14. Nash

14

NASH

We rode in two groups of three. Folk, Ranger, and Locke in front. Decoy, Viktor, and me behind. Somewhere on Folk’s hog, he carried Rocco’s ashes.

Inland, the rain had stopped, giving way to mist rising from the ground. Visibility was poor, but though I knew I should’ve had eyes on every brother leading me east, my attention kept drifting to Locke.

To his powerful thighs that gripped his hog.

His broad shoulders that carried so much fucking weight.

I hadn’t been there two nights ago when he’d learned Saint and Alexei had brought Rocco back from wherever he’d been this whole time. I’d been in bed with Orla, asleep and unaware he’d got up and left us.

By the time I’d found him, the decision had been made that Folk would take Rocco home to Norfolk. That Locke would go with him, and Ranger if he wanted. It had taken less than a moment for me and Orls to decide I was going too. Less than an hour to recruit Finch Whitlock to travel west to stay with Orla while Locke and me both were gone.

It should’ve killed me to leave her just weeks before her scheduled C-section, worry wedged in my heart for her and our unborn children. But as we rode through the dead of night to wherever Folk wanted to lay Rocco to rest, I felt no fear. Our babies would wait for us—they’d wait for him . For Locke. Of course they fucking would.

We rode on, Folk leading, Viktor guarding the rear, and the air changed, mist giving way to sea fog, the harsh winter breeze picking up. Like home, except it wasn’t—not mine, anyway.

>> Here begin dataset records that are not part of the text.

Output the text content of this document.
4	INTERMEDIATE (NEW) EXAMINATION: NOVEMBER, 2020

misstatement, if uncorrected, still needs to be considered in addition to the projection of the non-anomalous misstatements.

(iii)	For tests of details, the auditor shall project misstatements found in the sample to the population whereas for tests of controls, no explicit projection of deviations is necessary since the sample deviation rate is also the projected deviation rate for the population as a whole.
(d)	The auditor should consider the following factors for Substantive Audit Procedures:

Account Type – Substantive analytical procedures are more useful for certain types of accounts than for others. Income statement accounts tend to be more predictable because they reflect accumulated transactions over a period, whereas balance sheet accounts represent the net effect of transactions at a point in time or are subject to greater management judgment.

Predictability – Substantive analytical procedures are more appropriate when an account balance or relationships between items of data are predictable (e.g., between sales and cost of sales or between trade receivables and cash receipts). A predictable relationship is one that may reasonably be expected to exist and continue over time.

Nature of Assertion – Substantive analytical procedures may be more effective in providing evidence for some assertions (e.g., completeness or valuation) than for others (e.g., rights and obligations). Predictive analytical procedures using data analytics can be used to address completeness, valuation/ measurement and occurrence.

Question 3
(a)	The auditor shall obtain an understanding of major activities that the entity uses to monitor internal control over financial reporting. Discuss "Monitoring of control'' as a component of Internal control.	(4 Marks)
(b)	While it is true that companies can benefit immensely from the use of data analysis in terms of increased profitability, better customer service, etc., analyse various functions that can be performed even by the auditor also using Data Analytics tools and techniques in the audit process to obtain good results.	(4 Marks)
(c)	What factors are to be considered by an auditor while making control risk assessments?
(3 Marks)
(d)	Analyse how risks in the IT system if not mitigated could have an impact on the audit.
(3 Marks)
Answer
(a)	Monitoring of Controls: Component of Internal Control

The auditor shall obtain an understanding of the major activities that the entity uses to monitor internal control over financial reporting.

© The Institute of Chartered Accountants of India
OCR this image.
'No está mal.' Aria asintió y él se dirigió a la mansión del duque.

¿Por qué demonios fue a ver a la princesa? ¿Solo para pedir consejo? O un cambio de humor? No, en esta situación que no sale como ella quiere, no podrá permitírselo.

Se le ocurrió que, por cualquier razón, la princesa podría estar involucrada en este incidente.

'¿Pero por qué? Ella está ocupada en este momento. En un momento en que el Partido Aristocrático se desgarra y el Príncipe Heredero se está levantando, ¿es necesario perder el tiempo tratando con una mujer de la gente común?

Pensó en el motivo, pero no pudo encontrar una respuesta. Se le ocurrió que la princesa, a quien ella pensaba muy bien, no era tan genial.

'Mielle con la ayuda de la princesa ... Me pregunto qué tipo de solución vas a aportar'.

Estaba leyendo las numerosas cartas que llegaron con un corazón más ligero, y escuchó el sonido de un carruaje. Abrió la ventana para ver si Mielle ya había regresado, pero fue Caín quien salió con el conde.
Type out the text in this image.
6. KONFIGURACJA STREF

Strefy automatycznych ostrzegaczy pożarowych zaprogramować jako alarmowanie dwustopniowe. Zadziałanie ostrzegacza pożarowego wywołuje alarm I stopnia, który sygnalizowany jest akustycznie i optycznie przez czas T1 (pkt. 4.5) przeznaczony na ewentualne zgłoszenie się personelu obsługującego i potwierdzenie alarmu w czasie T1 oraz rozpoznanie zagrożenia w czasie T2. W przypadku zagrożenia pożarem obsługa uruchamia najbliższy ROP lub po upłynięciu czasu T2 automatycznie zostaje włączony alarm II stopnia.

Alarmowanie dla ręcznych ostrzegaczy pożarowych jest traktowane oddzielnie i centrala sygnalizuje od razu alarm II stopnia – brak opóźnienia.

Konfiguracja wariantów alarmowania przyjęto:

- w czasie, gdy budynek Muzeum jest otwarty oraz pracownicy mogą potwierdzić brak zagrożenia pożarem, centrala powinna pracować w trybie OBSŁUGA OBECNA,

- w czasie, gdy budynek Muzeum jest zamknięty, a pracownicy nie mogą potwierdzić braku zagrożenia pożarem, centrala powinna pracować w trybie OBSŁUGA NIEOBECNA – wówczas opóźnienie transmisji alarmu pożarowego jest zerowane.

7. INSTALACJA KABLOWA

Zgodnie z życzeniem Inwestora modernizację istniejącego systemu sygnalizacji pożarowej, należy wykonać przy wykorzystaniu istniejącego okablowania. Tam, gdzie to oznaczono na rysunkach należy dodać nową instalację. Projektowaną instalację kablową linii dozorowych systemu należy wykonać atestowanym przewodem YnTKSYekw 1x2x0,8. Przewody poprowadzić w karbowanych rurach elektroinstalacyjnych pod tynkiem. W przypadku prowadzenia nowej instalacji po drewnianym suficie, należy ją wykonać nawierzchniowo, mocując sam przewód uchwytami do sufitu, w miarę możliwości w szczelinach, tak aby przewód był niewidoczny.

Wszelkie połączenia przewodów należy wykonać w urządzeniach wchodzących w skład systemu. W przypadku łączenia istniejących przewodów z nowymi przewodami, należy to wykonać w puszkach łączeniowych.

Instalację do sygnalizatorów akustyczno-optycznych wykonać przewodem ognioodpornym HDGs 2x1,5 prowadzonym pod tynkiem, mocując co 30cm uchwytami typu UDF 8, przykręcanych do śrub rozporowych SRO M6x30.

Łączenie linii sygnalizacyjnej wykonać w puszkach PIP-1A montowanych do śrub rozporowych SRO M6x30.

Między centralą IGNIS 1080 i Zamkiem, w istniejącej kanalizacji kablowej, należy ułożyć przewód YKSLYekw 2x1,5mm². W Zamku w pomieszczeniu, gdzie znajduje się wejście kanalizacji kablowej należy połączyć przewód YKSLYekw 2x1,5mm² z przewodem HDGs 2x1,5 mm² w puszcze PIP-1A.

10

Folk left the main road and we followed him through the marshy fenlands to the coast. Eventually, we came to a gate where we left our bikes and hiked to a beach not visible from the country lane. Fine sands and shallow bays, even at night it was beautiful. Easy under foot, which my mashed leg appreciated, the wind gentler than it was at home.

Didn’t stop Locke checking on me, but the others—Folk and Ranger—they didn’t look back, and I knew why.

Rocco .

They’d known him longer. A childhood friend as much as a brother, and this... as much as this chapter in our lives had hurt Locke and the rest of us, it had hurt them more.

Another gust of wind whistled up the beach, blowing ashore from the sea. The tide was in, but in this part of the world, the ocean still lay a good distance from us, even as we reached an invisible line in the sand and Decoy stopped, catching my arm, the words he didn’t speak clear in his steady gaze.

Wait .

I stopped, my boots sinking. Viktor flanked Decoy and the rest of our brothers—our lovers —kept walking, Folk still leading, Ranger and Locke mirroring me and Viktor. The symmetry was kinda beautiful, but my heart was heavy as the distance between us grew. I longed for Orla and the wriggling mass of lumps and limbs her belly had become. Her fuller lips and sweeter scent. Her wise words.

Need her.

My phone burned a hole in my pocket, the secret folder of ultrasound pictures we’d showed no one, the photographs Locke took of her growing bump every week.

“You think you’ll remember, queenie, but the years fly by so fast, sometimes you don’t.”

Beside me, Decoy took a measured breath as quiet as he was, but it snapped me out of a hard daze. In the distance, our brothers had reached the sea and Folk knelt by the lapping waves, opening the bag he carried.

Damn.

I shut my eyes, fingers itching to mark the cross on my chest like my nan always had whenever death lingered close, my chest tight with grief I still didn’t really understand. Rocco St John had been in my life a long time. We’d fought as teenagers and he’d put me down. Not because he was stronger, just brighter. Smarter. In hindsight, it was easy to see how he’d been Folk’s best friend, but I hadn’t known he was a dad too until the last time I saw him.

Twins.

A shiver passed through me, and instinct coaxed my eyes open.

Folk scattered Rocco in the wind and walked into the sea.